Mit nichts als den Kleidern, die sie auf dem Leib tragen, machen sich viele auf den beschwerlichen Weg nach Europa. Was sie mit in die neue Heimat bringen, sind ihre Traditionen und ihr Glaube. Christoph Eymann (LDP) weiss, wo die Herausforderungen für unsere Gesellschaft liegen. Der Erziehungsdirektor aus Basel: «Einwanderer, die erst kurz in der Schweiz sind und noch wenig verdienen, zieht es oft an den gleichen Ort.» Dorthin, wo die Mieten tief sind und Landsleute wohnen. «Da besteht die Gefahr, dass sich Parallelgesellschaften bilden, in denen die Flüchtlinge nach eigenen Regeln leben», so Eymann. Das müsse der Staat verhindern. «Es braucht eine gesunde Durchmischung in den Quartieren und klare, verbindliche Regeln für das Zusammenleben.» Eine Art Hausordnung also, zu der sich alle bekennen. Die Geschichte zeigt, dass heterogene Gesellschaften wie etwa die in den USA Flüchtlinge weit nachhaltiger integrieren als homogene Länder wie Japan. An Leib und Leben bedrohte Menschen neigen dazu, sich besser zu integrieren als Wirtschaftsmigranten. Echte Flüchtlinge zeigen sich dankbar für den Schutz und möchten im Gastland etwas leisten.

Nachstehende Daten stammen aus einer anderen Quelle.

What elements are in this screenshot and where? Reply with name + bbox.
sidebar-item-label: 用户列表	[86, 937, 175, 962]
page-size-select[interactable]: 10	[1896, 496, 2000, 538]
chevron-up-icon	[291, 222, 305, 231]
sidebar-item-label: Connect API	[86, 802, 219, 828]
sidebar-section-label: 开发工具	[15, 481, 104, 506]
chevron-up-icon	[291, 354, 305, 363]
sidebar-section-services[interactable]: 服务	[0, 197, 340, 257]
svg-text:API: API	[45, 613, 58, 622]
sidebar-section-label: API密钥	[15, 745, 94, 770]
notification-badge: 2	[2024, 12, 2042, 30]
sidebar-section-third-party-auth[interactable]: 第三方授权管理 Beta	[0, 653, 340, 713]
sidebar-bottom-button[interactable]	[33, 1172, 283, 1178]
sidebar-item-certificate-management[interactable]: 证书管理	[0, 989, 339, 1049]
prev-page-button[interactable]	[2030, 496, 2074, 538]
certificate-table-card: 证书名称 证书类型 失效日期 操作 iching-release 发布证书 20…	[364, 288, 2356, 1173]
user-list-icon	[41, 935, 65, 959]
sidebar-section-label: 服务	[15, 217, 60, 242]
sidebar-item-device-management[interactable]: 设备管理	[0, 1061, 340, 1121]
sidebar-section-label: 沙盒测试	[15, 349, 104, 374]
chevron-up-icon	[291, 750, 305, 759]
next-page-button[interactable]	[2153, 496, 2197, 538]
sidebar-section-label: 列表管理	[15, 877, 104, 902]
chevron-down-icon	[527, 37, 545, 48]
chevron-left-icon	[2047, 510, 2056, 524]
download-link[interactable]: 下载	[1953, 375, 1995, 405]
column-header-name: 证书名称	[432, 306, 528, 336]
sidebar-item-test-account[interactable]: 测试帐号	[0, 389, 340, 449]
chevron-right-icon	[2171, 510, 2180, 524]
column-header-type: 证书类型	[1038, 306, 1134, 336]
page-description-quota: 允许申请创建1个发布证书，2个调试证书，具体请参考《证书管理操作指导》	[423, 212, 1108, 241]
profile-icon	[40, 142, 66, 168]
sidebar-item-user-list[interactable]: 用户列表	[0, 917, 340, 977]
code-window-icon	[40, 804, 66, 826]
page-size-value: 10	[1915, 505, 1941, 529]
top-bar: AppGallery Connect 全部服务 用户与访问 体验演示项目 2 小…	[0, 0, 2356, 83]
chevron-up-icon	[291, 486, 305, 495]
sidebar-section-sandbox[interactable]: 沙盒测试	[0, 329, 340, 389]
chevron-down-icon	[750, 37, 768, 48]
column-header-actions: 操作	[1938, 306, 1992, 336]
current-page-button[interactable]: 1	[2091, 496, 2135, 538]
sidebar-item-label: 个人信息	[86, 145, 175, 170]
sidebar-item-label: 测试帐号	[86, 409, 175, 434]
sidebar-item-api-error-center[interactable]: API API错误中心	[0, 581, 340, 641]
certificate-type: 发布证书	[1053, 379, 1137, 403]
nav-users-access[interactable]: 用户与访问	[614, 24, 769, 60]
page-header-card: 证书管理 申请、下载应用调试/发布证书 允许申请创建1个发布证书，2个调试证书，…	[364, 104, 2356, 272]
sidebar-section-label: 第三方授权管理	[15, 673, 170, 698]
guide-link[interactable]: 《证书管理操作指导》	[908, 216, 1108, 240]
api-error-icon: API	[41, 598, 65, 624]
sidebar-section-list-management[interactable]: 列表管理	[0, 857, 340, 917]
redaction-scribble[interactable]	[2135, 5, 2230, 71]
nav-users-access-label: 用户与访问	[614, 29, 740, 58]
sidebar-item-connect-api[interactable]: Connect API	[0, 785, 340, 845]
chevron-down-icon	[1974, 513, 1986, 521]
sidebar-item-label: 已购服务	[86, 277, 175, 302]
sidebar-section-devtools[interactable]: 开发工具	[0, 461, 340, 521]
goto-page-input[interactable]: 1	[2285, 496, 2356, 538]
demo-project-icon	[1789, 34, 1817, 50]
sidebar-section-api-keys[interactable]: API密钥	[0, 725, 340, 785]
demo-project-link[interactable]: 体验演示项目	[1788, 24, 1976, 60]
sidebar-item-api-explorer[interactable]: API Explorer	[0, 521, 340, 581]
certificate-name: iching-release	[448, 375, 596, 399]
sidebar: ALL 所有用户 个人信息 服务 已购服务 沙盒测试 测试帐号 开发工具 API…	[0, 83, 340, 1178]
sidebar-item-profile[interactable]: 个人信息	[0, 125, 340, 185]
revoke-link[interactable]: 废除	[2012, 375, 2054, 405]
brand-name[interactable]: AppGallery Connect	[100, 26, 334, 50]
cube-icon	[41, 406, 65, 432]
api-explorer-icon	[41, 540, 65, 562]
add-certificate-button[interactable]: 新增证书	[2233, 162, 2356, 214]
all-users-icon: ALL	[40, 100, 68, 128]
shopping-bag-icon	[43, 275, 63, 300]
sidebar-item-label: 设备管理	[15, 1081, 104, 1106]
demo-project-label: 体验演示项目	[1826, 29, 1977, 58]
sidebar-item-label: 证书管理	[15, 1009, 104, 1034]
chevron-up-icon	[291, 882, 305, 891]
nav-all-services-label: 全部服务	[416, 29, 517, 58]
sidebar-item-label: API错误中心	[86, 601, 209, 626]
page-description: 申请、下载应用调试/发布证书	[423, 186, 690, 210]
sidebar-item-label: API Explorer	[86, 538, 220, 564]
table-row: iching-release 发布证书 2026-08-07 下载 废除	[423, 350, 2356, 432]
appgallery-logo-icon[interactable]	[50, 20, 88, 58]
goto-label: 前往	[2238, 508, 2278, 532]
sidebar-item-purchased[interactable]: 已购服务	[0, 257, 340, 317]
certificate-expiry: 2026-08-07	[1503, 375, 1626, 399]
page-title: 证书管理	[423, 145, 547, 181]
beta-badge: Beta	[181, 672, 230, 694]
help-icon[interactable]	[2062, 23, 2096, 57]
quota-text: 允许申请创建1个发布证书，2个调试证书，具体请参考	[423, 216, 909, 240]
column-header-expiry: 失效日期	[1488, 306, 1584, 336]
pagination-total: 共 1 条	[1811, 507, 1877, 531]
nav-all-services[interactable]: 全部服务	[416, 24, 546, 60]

Beeinflusst die Flüchtlingskrise die Wahlen?
Politologe Michael Hermann sagt: «Die Flüchtlingsthematik hat sich bereits ausgewirkt. Anfang Jahr diskutierte die Schweiz über wirtschaftliche Themen wie den starken Franken. Davon profitierten eher die FDP und die SP. Nun aber prägen die Flüchtlinge die Berichterstattung. Das dürfte wohl der SVP Auftrieb geben. Vielleicht auch den Grünen, die hier die stärkste Gegenposition zur Volkspartei vertreten.»
Was verdienen Schlepper?
Auf sieben Milliarden Dollar schätzt «Newsweek» den Gesamtumsatz für den einträglichen Menschenschmuggel nach Europa.